Il nuovo manager operativo da martedì. D’Addazio (Cisl): ci aspettiamo di uscire da una lunga crisi
PENNE. È stata martedì scorso la prima giornata in Brioni dell’amministratore delegato, Fabrizio Malverdi. Il nuovo manager, che ha ereditato il ruolo ricoperto fino a qualche tempo fa da Gianluca Flore, ha dato subito un segnale importante visitando tutti i reparti produttivi della maison pennese.
Di base sarà a Roma, ma farà sentire la sua presenza anche a Penne e negli altri stabilimenti vestini. Alcuni lavoratori che hanno avuto il piacere di scambiare due parole con il nuovo Ceo Brioni hanno raccontato come Malverdi non abbia nascosto l’ intenzione di essere presente spesso in azienda. Un segnale importante con la speranza che il nuovo Ceo porti un vero e proprio cambio di direzione per la maison sartoriale pennese. Una delle prime scelte che il nuovo manager sarà chiamato ad affrontare sarà decidere se affidarsi o meno a un nuovo creativo.

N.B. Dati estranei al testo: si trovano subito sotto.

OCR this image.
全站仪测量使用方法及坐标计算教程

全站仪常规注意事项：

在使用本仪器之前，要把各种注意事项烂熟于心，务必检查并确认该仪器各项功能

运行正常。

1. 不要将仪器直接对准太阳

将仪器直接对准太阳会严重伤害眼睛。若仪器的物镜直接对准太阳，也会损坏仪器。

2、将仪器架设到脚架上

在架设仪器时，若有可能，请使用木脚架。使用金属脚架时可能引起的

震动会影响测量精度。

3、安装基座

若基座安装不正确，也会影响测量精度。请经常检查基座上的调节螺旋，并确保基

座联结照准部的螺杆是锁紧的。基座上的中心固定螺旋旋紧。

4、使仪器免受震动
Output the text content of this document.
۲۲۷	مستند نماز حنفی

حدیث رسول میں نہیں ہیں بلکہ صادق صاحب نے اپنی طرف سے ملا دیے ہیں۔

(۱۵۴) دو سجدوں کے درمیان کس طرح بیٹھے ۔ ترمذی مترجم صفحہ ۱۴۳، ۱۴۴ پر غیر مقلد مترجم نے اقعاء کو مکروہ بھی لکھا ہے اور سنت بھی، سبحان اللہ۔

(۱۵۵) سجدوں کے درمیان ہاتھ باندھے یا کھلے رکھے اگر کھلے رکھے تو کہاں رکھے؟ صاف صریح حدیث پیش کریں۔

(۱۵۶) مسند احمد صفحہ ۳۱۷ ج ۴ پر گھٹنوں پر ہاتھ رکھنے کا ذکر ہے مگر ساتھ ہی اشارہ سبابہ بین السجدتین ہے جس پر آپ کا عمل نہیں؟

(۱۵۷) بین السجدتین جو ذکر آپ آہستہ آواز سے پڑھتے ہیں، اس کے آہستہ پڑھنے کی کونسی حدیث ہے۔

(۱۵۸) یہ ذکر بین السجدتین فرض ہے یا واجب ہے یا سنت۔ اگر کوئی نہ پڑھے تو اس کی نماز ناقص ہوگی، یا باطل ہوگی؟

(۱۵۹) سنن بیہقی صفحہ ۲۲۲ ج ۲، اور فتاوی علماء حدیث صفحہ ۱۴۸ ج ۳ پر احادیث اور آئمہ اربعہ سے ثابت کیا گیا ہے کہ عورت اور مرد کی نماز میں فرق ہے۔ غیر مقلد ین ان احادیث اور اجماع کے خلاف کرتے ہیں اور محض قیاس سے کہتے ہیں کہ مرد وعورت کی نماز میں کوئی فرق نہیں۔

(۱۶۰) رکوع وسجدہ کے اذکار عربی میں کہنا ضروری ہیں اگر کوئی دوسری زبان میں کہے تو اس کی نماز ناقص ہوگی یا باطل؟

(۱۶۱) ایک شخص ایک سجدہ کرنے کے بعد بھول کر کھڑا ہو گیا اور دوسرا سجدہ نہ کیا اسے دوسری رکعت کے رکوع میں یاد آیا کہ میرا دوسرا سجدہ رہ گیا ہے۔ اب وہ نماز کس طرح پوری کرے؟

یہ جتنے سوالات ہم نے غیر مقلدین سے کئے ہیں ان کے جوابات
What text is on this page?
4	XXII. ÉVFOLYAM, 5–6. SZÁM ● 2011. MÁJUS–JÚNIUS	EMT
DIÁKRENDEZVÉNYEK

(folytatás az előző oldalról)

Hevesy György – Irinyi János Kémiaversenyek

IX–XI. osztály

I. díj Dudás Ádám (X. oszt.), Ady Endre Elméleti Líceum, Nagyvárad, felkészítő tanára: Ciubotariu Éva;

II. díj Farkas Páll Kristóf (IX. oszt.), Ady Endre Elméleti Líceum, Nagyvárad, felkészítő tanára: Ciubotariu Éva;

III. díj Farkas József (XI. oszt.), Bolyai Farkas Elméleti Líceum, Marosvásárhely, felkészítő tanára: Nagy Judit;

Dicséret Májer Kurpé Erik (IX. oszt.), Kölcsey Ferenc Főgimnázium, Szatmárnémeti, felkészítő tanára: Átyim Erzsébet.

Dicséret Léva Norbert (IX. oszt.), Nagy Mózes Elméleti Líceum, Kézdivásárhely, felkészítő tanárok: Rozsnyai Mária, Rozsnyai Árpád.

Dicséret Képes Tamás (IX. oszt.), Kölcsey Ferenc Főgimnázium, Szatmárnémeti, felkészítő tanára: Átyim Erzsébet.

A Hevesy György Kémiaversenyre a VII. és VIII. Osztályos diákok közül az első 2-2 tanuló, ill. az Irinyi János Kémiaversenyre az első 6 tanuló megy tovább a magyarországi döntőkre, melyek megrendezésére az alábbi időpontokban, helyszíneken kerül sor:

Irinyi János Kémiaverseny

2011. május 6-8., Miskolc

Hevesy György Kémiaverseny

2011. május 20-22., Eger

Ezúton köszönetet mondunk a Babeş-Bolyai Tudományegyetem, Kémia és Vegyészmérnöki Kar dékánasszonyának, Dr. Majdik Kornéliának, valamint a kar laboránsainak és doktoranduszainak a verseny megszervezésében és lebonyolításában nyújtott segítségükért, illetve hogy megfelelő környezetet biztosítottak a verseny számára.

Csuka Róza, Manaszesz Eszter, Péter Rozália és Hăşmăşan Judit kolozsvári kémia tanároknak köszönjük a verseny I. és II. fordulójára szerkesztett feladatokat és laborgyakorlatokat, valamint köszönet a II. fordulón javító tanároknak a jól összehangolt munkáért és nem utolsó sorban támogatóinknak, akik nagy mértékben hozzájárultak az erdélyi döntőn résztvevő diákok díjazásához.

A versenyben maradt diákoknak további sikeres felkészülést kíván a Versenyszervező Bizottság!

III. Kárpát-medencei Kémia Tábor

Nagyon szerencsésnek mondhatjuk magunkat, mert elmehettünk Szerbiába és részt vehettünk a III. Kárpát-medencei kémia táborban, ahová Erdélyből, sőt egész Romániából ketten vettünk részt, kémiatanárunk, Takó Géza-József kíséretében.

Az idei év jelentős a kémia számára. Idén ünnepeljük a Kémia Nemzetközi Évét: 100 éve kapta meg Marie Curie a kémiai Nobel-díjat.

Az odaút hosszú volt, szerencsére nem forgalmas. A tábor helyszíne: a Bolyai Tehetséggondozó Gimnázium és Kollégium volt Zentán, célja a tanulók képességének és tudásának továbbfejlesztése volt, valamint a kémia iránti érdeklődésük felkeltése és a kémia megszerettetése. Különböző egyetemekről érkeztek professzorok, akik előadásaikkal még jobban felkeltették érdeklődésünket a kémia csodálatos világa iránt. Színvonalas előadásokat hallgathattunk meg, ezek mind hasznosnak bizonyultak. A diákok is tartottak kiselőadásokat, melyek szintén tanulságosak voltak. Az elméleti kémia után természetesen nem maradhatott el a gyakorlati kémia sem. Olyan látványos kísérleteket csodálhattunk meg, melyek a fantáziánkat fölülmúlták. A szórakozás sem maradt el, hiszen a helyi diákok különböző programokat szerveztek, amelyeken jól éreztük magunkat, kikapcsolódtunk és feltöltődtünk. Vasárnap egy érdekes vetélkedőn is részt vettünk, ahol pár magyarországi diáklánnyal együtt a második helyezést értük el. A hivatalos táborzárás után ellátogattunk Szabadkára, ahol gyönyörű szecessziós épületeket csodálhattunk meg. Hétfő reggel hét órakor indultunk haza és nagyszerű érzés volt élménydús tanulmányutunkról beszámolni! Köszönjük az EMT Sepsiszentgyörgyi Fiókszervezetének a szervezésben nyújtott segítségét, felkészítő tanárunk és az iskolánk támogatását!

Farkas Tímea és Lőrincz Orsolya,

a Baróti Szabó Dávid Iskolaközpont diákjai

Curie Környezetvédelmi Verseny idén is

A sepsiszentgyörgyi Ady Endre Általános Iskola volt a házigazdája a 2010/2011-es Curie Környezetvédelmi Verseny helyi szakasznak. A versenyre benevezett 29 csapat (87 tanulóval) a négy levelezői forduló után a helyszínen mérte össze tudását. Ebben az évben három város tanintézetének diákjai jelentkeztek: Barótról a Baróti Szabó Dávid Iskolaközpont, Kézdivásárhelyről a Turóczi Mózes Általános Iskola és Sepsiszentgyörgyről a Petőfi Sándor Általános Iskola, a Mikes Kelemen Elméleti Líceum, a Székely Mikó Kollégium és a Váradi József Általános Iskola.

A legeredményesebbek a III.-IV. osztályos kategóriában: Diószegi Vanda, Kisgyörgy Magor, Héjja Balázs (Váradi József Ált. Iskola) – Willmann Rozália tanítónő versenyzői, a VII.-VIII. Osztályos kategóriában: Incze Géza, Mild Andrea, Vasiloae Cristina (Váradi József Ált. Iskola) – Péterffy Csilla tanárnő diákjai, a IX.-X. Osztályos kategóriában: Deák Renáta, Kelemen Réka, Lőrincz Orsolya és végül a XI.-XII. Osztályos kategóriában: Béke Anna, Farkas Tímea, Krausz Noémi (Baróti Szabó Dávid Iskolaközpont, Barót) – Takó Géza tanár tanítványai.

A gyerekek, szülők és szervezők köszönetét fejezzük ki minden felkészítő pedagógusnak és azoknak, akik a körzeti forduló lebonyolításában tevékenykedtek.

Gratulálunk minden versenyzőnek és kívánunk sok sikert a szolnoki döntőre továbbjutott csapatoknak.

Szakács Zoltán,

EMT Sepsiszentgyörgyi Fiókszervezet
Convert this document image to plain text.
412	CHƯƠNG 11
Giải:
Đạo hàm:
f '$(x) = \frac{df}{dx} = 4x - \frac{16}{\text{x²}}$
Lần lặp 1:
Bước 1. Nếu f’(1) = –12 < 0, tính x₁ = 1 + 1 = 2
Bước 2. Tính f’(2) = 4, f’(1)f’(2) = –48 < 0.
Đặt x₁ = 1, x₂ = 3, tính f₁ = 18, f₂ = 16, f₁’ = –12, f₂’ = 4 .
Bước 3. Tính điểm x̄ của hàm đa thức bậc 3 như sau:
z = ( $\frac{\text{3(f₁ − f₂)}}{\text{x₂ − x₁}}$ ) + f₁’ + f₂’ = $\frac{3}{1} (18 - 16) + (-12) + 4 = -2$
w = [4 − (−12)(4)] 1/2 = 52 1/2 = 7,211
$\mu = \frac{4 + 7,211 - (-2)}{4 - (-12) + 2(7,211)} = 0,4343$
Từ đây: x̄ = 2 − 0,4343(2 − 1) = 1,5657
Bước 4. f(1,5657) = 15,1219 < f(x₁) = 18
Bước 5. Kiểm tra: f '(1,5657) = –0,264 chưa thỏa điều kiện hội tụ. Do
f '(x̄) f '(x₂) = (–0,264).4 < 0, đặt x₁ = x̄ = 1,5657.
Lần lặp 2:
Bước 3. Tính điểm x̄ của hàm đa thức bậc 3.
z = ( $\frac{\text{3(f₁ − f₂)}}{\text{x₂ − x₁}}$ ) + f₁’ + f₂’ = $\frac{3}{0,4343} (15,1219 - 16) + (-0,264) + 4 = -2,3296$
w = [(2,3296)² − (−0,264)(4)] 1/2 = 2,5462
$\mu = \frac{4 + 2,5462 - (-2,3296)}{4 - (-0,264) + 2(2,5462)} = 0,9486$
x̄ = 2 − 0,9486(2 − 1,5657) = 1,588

Dopo la rottura a ottobre scorso con Justin O'Shea, le cui scelte stravaganti e anticonformiste non hanno raccolto molti consensi tra gli affezionati Brioni, la casa di moda vesgtina dovrà decidere se nominare una nuova figura o se continuare ad affidarsi unicamente allo staff di stilisti interni. «Martedì, i dipendenti della Roman Style dei tre siti produttivi hanno visto il nuovo amministratore delegato Fabrizio Malverdi. Il sentimento comune dei lavoratori, provati da sette anni di ammortizzatori sociali e un anno di riduzione di orario» ha commentato Leonardo D'Addazio, della Femca Cisl, «è stato eterogeneo ma sempre riconducibile a una sola domanda: il nuovo amministratore delegato sarà in grado di farci uscire da questa situazione riportando l'azienda al posto che le compete, e a farci avere uno stipendio decoroso riportandoci ad almeno 36 settimanali? Ancora una volta, mi preme sottolineare l'esigenza di ricollocare il prima possibile i trenta lavoratori che hanno subito la riduzione di orario più pesante (cioè da 40 o 36 ore sono passati a 16 ore settimanali), a 32 ore. Sarebbe un bel biglietto da visita per il nuovo amministratore», chiosa il segretario della Femca Cisl.